I have thrown myself into making things change for the better. I am fixing my house bit by bit, throwing out old and clutter and rearranging my furniture. Painting the diningroom is on my to do list...just to make it my own home. I am going to the gym and blasting my headphones as I work out daily. It feels so good. It is taking control of those things that you can.
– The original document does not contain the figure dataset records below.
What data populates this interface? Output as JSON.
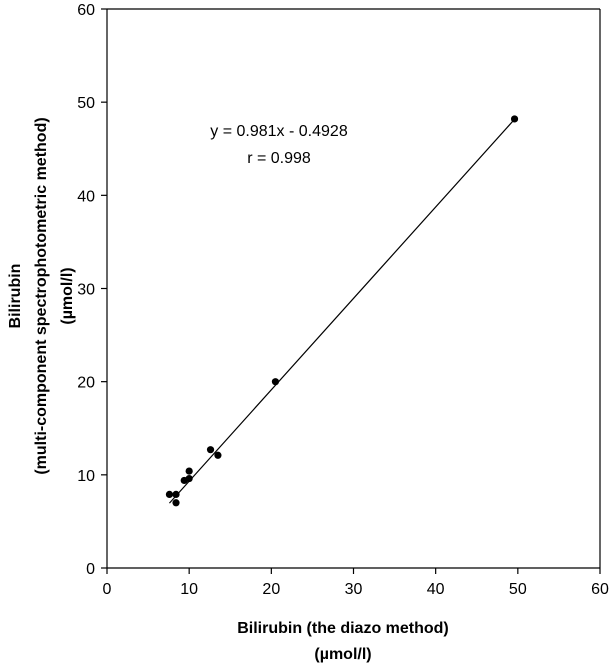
{
  "chart_data": {
    "type": "scatter",
    "title": "",
    "xlabel": [
      "Bilirubin (the diazo method)",
      "(µmol/l)"
    ],
    "ylabel": [
      "Bilirubin",
      "(multi-component spectrophotometric method)",
      "(µmol/l)"
    ],
    "xlim": [
      0,
      60
    ],
    "ylim": [
      0,
      60
    ],
    "xticks": [
      0,
      10,
      20,
      30,
      40,
      50,
      60
    ],
    "yticks": [
      0,
      10,
      20,
      30,
      40,
      50,
      60
    ],
    "grid": false,
    "legend": "none",
    "series": [
      {
        "points": [
          {
            "x": 7.6,
            "y": 7.9
          },
          {
            "x": 8.4,
            "y": 7.9
          },
          {
            "x": 8.4,
            "y": 7.0
          },
          {
            "x": 9.4,
            "y": 9.4
          },
          {
            "x": 10.0,
            "y": 10.4
          },
          {
            "x": 10.0,
            "y": 9.6
          },
          {
            "x": 12.6,
            "y": 12.7
          },
          {
            "x": 13.5,
            "y": 12.1
          },
          {
            "x": 20.5,
            "y": 20.0
          },
          {
            "x": 49.6,
            "y": 48.2
          }
        ]
      }
    ],
    "trendline": {
      "slope": 0.981,
      "intercept": -0.4928,
      "x_range": [
        7.6,
        49.6
      ]
    },
    "annotations": [
      "y = 0.981x - 0.4928",
      "r = 0.998"
    ],
    "colors": {
      "marker": "#000000",
      "line": "#000000",
      "axis": "#000000"
    }
  }
}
He took and threw away your marriage. You cannot control that, you cannot control him, but you can take control of you and make things better now for you. Go to a movie with a friend and sit in the dark theater and escape. Clean, buy new sheets and towels,have a letter burning party..I invited my sisters over and we burned old stuff. I never throw away junk mail that has my name on it..so we started with that. then I wrote him a letter with all my feelings on it, even though he doesn't care. But instead of giving it to him, I burned it and gave it to the universe. I am trying to make my peace with my marriage dissolving out from underneath me. These things help. But remember that this is a death and the stages of dealing with death will take their turns. Last night I was incredibly angry "how could he do this, 9 years of being best friends and now I am the enemy? I hate him" then before bed, I was sobbing, "why wont he talk with me through this, we were best friends?" This morning, acceptance. He is not going to help me through this...my sister said, 'he didn't tell you what was wrong in the marriage, why do you think he is going to start now?' So, I need to move forward. I am going to go work out at my gym. It gives me physical as well as mental strength.
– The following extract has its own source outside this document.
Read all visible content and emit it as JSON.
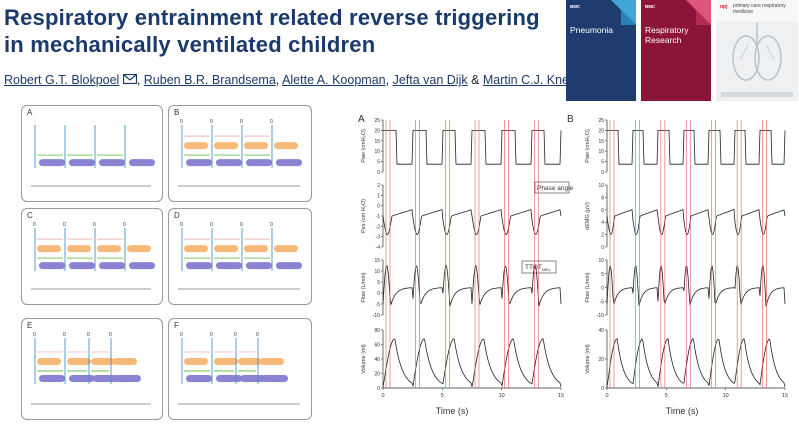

Joy will come again for us all...it is hard to see it right now, but it will....but for the time being, just take care of you~

Re: can't move on

I am going through something similar. We were married for 10 years and together 5 years before that and my best friend. He won't talk to me either! So, I am taking a yoga class and looking into joining a gym.

I can relate so much to your comments about the different stages. One moment I think I am OK and then I am sobbing. Reading your post makes me feel like I am not alone and not going crazy - thanks!